Fibre Optic Broadband – What and Why?
If you are tired of a slow broadband connection then fear not, a new service is on its way. It is not something new but fibre optic broadband is still in its infancy in terms of how many people use it and how many people can potentially use it. You may have started to see fibre optic services appearing on broadband comparison sites but you may not know what it is or why it is important in the future of the internet.
Fibre optic broadband is a new way of delivering an internet connection to your home. The ADSL broadband connection that you are currently likely to use will transmit its signal through copper wires. The problem with doing this is that there are issues with interference. This is the reason why your broadband speed may drop at peak hours. Fibre optic broadband does not transmit its signals through copper wire. Instead it sends light waves through fibre optic cabling, which is less susceptible to interference and will result in a higher quality connection. This means that it will be able to provide faster download times with less deviation from the advertised expected speeds, regardless of how many people are using the internet.
At the present time there are different types of fibre optic broadband that Internet Service Providers (ISPs) are using. The majority of fibre optic connections in the UK are Fibre to the Cabinet (FTTC), which sends signals through fibre optic cables to cabinets that are located on streets. The connection will then be transferred to copper wiring as it completes the journey to your home. Fibre to the Premises (FTTP) takes the signal through the fibre optic cables to your building and from there it makes the short journey by copper wire to your home. This type of connection is likely to occur in blocks of flats or shared buildings. Fibre to the Home (FTTH) is the fastest way of transmitting fibre optic broadband. It takes the signal straight from the exchange to the home without transferring to copper wire, which means that there is less room for interference.
The up side to fibre optic broadband is the increased download speeds and general quality of the connection that you will receive. ADSL broadband will offer up to a maximum of 24Mbps, although most people are more likely to be receiving between 2 – 8Mbps. The potential speed of fibre optic broadband is around 100Mbps and this is estimated to increase to 300Mbps by the end of 2013. It is easy to see why there is such a large focus on developing this area.
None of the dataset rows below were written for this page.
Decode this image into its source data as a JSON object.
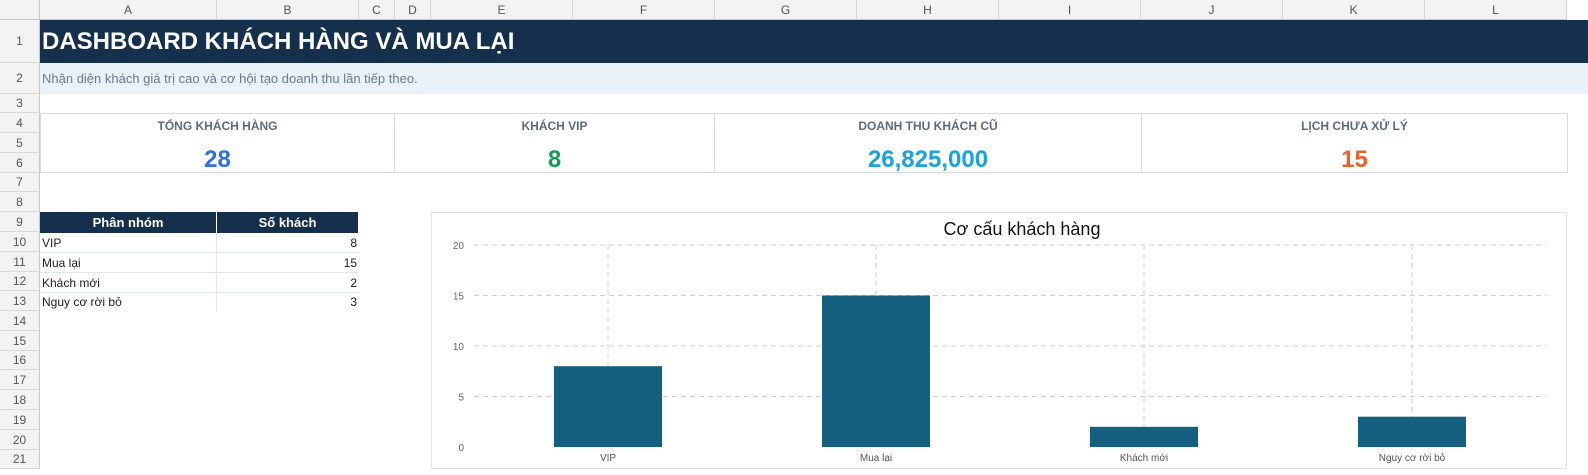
{
  "columns": [
    "A",
    "B",
    "C",
    "D",
    "E",
    "F",
    "G",
    "H",
    "I",
    "J",
    "K",
    "L"
  ],
  "rows": [
    "1",
    "2",
    "3",
    "4",
    "5",
    "6",
    "7",
    "8",
    "9",
    "10",
    "11",
    "12",
    "13",
    "14",
    "15",
    "16",
    "17",
    "18",
    "19",
    "20",
    "21"
  ],
  "sheet": {
    "title": "DASHBOARD KHÁCH HÀNG VÀ MUA LẠI",
    "subtitle": "Nhận diện khách giá trị cao và cơ hội tạo doanh thu lần tiếp theo."
  },
  "kpis": [
    {
      "label": "TỔNG KHÁCH HÀNG",
      "value": "28",
      "color": "#2f6fe4"
    },
    {
      "label": "KHÁCH VIP",
      "value": "8",
      "color": "#0f9d58"
    },
    {
      "label": "DOANH THU KHÁCH CŨ",
      "value": "26,825,000",
      "color": "#1aa3dd"
    },
    {
      "label": "LỊCH CHƯA XỬ LÝ",
      "value": "15",
      "color": "#e8622a"
    }
  ],
  "segment_table": {
    "headers": [
      "Phân nhóm",
      "Số khách"
    ],
    "rows": [
      {
        "name": "VIP",
        "count": "8"
      },
      {
        "name": "Mua lại",
        "count": "15"
      },
      {
        "name": "Khách mới",
        "count": "2"
      },
      {
        "name": "Nguy cơ rời bỏ",
        "count": "3"
      }
    ]
  },
  "chart_data": {
    "type": "bar",
    "title": "Cơ cấu khách hàng",
    "categories": [
      "VIP",
      "Mua lại",
      "Khách mới",
      "Nguy cơ rời bỏ"
    ],
    "values": [
      8,
      15,
      2,
      3
    ],
    "ylim": [
      0,
      20
    ],
    "yticks": [
      "0",
      "5",
      "10",
      "15",
      "20"
    ],
    "grid": true,
    "bar_color": "#16607f",
    "xlabel": "",
    "ylabel": ""
  },
  "colors": {
    "header_navy": "#15304c",
    "subtitle_bg": "#eaf1f9"
  }
}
Increased speeds and quality will bring many advantages. You will not have to wait for online videos to buffer and you will be able to download your favourite TV shows and music in an instant. It will also help when you are uploading pictures to Facebook or sending emails with large attachments. There will be less time for you to wait while pages load up and you will be able to surf the web with a lot more efficiency. Another major advantage is that there is less interference. If you live at the end of the exchange you may get extremely slow speeds with your ADSL broadband, especially in the peak hours. This may also be the case if you have a family, with possibly 3 or 4 people in the same household using the internet. With fibre optic broadband this would not be a worry and there should be little to no drop in the speeds you’ll receive.